Too late to save environment, says Green Party co-founder
One of the founders of what would become the Green Party of England and Wales has declared "it's too late" to save the environment.
Michael Benfield, who helped set up the new political movement in the 1970s, said he believed the "battle for the world's environmental survival" was "at this moment, lost".
Speaking at an event to mark the party's 50th anniversary, Mr Benfield told the BBC he had become "somewhat of a doomsayer" about efforts to protect the environment.
"I think we have succeeded in helping to educate... but we have failed in dealing with the battle for environmental survival.
"I'll say to you now that it's too late. The battle for the world's environmental survival is, at this moment, lost," he said.
The scale of the solutions which he believed were necessary would be simply too unpalatable for any political party to propose, he argues.
The focus now, he thought, would have to be on mitigation.
"It doesn't mean to say that we can't perhaps do other things to put things right, but it's a very dire situation that we have," Mr Benfield said.

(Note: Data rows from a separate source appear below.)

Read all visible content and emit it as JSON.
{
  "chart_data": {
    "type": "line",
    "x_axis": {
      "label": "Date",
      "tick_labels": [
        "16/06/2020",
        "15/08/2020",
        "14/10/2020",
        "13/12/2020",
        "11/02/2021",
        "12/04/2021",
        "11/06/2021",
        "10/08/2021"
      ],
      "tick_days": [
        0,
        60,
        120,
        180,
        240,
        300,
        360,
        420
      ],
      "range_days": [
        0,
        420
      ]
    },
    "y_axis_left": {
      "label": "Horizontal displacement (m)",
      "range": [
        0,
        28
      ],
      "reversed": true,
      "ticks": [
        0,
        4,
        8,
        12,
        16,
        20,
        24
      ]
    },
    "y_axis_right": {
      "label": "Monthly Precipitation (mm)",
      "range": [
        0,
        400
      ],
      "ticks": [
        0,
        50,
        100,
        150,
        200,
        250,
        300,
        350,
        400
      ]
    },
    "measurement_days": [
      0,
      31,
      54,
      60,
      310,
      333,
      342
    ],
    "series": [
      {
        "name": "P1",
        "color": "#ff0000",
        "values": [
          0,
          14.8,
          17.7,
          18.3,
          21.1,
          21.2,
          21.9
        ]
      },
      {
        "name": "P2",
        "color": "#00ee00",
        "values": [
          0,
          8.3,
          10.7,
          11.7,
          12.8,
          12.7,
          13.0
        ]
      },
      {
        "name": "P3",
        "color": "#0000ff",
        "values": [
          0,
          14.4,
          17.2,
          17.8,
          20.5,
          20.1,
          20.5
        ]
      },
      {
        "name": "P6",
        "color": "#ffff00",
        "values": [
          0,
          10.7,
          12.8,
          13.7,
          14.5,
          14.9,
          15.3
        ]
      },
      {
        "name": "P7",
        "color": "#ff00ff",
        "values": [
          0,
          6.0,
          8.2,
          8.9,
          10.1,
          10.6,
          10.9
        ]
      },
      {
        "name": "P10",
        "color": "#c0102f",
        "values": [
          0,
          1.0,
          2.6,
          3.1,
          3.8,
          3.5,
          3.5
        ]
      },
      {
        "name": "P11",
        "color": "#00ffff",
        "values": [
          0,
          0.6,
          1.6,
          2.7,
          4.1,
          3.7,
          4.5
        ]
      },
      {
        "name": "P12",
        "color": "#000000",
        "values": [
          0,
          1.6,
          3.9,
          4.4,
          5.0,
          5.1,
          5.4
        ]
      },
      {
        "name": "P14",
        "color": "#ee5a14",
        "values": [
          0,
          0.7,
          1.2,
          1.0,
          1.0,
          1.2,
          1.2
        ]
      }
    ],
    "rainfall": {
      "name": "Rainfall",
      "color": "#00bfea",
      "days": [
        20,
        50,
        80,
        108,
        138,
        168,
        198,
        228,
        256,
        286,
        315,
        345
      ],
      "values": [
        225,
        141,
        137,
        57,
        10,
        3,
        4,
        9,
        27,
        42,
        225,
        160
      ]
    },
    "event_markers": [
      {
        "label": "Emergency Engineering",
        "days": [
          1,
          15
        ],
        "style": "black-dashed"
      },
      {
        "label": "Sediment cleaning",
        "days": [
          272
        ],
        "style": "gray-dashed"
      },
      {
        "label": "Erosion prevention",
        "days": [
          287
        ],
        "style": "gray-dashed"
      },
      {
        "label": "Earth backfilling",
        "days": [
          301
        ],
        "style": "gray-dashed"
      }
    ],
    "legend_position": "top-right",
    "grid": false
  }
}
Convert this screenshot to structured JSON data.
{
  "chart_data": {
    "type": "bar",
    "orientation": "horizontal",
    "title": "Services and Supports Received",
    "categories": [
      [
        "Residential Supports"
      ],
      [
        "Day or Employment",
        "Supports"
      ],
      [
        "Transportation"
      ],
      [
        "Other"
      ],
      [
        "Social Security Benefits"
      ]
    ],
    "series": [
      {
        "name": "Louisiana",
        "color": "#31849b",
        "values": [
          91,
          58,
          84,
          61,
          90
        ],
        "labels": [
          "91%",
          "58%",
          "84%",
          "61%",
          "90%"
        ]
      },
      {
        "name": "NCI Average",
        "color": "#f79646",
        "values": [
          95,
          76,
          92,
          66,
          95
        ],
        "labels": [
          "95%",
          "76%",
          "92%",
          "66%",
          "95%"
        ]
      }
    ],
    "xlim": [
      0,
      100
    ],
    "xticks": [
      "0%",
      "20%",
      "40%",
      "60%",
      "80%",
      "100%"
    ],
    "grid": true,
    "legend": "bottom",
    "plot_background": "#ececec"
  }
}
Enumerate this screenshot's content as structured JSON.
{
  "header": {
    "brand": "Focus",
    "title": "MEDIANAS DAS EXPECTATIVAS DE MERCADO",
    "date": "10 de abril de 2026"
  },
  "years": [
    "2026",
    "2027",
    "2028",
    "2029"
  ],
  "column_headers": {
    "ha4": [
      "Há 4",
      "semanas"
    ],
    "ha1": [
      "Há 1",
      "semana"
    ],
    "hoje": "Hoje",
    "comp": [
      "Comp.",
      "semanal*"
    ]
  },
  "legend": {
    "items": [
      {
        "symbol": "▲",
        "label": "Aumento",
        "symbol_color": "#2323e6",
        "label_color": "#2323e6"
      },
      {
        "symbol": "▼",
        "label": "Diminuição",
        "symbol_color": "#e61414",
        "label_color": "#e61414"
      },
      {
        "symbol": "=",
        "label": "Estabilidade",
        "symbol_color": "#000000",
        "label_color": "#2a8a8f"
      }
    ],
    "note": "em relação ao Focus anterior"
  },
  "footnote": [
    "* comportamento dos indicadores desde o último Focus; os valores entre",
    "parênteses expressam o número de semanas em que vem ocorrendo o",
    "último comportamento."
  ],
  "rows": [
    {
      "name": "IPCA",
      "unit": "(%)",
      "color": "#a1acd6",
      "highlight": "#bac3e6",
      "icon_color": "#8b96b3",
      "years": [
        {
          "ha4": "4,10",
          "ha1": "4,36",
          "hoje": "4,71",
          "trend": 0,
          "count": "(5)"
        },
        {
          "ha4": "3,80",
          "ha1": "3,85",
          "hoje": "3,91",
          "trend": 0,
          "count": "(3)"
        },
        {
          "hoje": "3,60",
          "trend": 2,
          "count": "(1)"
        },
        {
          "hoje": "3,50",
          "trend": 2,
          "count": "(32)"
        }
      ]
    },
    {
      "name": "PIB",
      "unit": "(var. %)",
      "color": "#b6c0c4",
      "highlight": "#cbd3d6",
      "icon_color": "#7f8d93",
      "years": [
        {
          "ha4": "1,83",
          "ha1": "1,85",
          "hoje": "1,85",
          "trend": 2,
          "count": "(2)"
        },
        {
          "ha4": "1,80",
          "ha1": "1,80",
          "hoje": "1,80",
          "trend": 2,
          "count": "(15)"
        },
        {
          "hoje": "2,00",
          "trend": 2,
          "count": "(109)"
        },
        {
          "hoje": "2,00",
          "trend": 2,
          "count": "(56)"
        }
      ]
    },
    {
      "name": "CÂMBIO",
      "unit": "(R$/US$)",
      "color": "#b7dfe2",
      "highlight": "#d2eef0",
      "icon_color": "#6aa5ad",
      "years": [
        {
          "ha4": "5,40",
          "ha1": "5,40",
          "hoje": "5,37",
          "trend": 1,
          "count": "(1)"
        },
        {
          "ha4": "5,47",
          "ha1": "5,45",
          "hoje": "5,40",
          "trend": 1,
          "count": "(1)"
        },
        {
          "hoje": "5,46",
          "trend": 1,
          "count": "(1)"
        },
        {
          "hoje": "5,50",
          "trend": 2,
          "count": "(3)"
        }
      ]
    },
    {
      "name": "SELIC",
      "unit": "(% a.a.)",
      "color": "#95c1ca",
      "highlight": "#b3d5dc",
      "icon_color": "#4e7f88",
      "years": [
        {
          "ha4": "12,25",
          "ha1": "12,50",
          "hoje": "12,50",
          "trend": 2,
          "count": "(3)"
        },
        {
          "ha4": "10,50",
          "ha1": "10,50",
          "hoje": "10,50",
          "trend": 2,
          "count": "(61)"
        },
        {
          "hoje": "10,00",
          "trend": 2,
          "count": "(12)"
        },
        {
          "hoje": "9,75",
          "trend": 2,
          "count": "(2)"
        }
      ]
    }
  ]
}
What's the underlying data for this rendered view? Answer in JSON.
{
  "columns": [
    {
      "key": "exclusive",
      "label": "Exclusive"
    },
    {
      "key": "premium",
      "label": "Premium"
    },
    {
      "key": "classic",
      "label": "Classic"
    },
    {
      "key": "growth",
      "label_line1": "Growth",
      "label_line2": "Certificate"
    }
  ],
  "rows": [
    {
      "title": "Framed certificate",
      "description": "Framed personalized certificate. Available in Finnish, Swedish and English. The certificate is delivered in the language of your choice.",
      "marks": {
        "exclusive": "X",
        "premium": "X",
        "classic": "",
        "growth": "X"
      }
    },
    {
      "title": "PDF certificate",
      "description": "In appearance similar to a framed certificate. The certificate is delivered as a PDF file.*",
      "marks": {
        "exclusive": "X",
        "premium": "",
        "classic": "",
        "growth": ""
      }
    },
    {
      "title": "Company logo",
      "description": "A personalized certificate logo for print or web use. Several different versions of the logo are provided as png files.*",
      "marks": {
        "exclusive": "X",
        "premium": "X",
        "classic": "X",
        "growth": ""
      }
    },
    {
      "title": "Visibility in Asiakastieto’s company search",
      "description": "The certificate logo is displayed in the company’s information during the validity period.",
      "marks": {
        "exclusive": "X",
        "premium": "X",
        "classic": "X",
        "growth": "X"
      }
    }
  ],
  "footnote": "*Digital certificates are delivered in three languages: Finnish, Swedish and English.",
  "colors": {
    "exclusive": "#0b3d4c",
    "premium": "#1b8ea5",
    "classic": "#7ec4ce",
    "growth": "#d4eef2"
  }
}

He was speaking 50 years since the first public meeting of PEOPLE, which would become the Ecology Party in 1975 and the Green Party in 1985.
The group was formed in a Coventry pub by Mr Benfield, fellow estate agent Freda Sanders and solicitors Lesley Whittaker and her late husband Tony.
The three surviving founders of what would turn out to be Europe's first green political party were among those who gathered at the London School of Economics to mark the milestone.
In a speech to the gathering, Green MP Caroline Lucas, warned: "We don't have another 50 years."
She said: "We are living through maybe one of the most consequential decades of human history, which I appreciate is a very big thing to say.
"The climate and nature crises are more critical than ever, and it feels to me that what falls upon the shoulders of the Green Party is a most extraordinary responsibility but an awesome opportunity as well."
Deputy leader of the Green Party of England and Wales Zack Polanski said it was "vital" to be "honest about the urgency of the situation", but cautioned against underestimating "the importance of hope alongside practical action".
"I think that's the vital space the party occupies today, which is both that vision for a hopeful future and tangible real-life examples of where we're making change," he said.